Był moment, że w kółko słuchałem „Ptaka głuptaka”. Genialnie się zaczyna i ma genialny rytm. Chórki wywalają go jeszcze w kosmos! Pomysł, by porównać się do ptaszyska-nielota, jest absolutnie fantastyczny. Refren „Ryzykuję, szybuję. Robię Wow!” przenoszę na tytuł recenzji. Pieśń o potrzebie bycia kimś więcej i ten wzrusz: „jedyne co ważne, to czyny odważnie nierozważne”...
Płytę zaczyna „Halo”. Są dźwięki burzy i słowa o zagubieniu - fajny myk, o tym jak odnaleźć radość w swym jestestwie. Radość w działaniu. Radość w tworzeniu. W rozmowie z drugim człowiekiem! Bo możesz być najszczęśliwszy, ale tylko wtedy, gdy będziesz miał komu, o tym opowiedzieć. Spięty jako Roger Waters pytający „It's anybody out there?”
„Dźwiękczynienie” to prawdziwy hymn. Misternie utkany (wsłuchajcie się w bas i chórki)! Jest zwróceniem uwagi, że żyjemy w najlepszym czasie i na najlepszej planecie, a nasze narzekanie na brak hajsu, to zwykła zrzędliwość. Ogłoś stan upadłości kolan i czyń dźwięk! Wspaniały kawałek!
W „Robaczewskim” autor pogrywa z siebie porównując się do żuczka gnojarza. I nabijając się z marności swego losu, wyśpiewuje marzenie o sięgnięciu gwiazd, a nawet grozi świętym, że dostaną gnojową kulką, jak mu nie będą sprzyjać. Fajowe!
Podobny wydźwięk ma „Spektakl”. O tym, że gramy w teatrze, zakładamy maski, by ukryć swoją bezsilność, słabość.
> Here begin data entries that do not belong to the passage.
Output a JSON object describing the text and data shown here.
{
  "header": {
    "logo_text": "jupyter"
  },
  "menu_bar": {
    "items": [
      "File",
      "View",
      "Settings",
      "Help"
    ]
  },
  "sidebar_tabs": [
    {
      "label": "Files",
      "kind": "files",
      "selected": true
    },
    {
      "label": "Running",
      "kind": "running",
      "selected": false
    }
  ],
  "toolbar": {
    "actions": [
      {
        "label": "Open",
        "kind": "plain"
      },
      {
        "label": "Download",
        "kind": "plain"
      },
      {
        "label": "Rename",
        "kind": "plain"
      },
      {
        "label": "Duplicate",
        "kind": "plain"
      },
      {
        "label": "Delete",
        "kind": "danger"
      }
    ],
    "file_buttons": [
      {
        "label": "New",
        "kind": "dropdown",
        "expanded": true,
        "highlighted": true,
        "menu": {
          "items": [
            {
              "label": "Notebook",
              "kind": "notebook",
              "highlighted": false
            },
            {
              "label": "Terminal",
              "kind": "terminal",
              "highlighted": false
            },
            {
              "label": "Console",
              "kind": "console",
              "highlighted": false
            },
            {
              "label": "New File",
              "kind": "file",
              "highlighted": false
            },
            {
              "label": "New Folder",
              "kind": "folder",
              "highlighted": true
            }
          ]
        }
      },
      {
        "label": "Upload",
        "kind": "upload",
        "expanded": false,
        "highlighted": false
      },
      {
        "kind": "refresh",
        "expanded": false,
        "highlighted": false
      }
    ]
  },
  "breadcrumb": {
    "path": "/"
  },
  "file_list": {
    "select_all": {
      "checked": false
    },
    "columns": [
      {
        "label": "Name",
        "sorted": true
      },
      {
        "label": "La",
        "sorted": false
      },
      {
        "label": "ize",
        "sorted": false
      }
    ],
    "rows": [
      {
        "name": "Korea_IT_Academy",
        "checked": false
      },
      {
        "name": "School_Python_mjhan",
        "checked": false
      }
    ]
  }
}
„Uproszczony rachunek sumienia” puentuję płytę tekstem, że „zbyt surowym dla siebie bycie, jest najgłupszym z możliwych pomysłem na życie”, a „Jebut” w tekście przyda się każdemu zestresowanemu.
Zostawiłem na deser pieśń „Ładnie”, w której autor pięknie plącze się w swojej wierze/niewierze. „Wierzę, tylko Bóg wie w co...”. Piosenka przypomina momentami jakiś oazowy gospel, ale jest to absolutnie nietandetne, uczciwe i dobrze wymyślone. Płytę swą mądrością, balladowością i chórkami porównuję do płyt Leonardem Cohenem – szczególnie tych ostatnich "Popular Problems" czy "You Want It Darker", które uważam za wybitne.
„Nawet na dnie, też jest ładnie”, wyśpiewać może ktoś doświadczony, filozof, któremu świat się rozlatuje, ale on umie go ładnie spiąć.